Sor María revealed that while in a trance in her convent in Ágreda, Spain, she was also mystically present in New Mexico and other places in the present day American Southwest and Mexico.

The anonymous painter of San Hipólito y las Armas Mexicanas, 1764, shows the patron saint of Mexico City in elaborate Baroque style.

“He’s showing the standard for the Spanish monarchy,” White said. “It shows him as a political/religious figure.”

Francisco Martínez’s, Santa Rosalia de Palermo, 18th century, captures the saint who rose to acclaim during the 1624 plague in Sicily.

“The Jesuits promoted her as confronting contagion and outbreaks,” White said. “She becomes a plague saint.
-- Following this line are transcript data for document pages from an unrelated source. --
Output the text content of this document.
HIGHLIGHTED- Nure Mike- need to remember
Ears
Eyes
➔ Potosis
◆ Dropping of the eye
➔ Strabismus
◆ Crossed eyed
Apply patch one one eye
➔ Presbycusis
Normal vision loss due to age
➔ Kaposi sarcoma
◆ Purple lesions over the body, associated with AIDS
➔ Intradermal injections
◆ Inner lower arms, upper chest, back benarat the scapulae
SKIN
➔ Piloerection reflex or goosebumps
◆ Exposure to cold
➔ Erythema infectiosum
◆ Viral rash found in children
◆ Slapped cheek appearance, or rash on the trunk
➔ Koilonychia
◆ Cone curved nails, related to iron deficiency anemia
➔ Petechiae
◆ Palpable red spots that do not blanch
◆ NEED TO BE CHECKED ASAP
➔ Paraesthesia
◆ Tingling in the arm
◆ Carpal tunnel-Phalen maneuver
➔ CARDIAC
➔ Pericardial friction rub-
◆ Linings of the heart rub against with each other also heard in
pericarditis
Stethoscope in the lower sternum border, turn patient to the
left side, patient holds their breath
In the plague, she supposedly appeared to a sick woman. The Flemish painter Anthony van Dyck was stuck in Peru during the plague and he paints her. Her legend kind of migrates.”

Rosalia heard the voice of God at a very young age, and followed that call. Two angels led her to a cave, where she would live in “honor of Jesus” for the rest of her life as a hermit.

The exhibition also examines the official canonization processes and celebrates the spiritual and civic significance of holy figures who, despite their importance, were never formally recognized by Rome.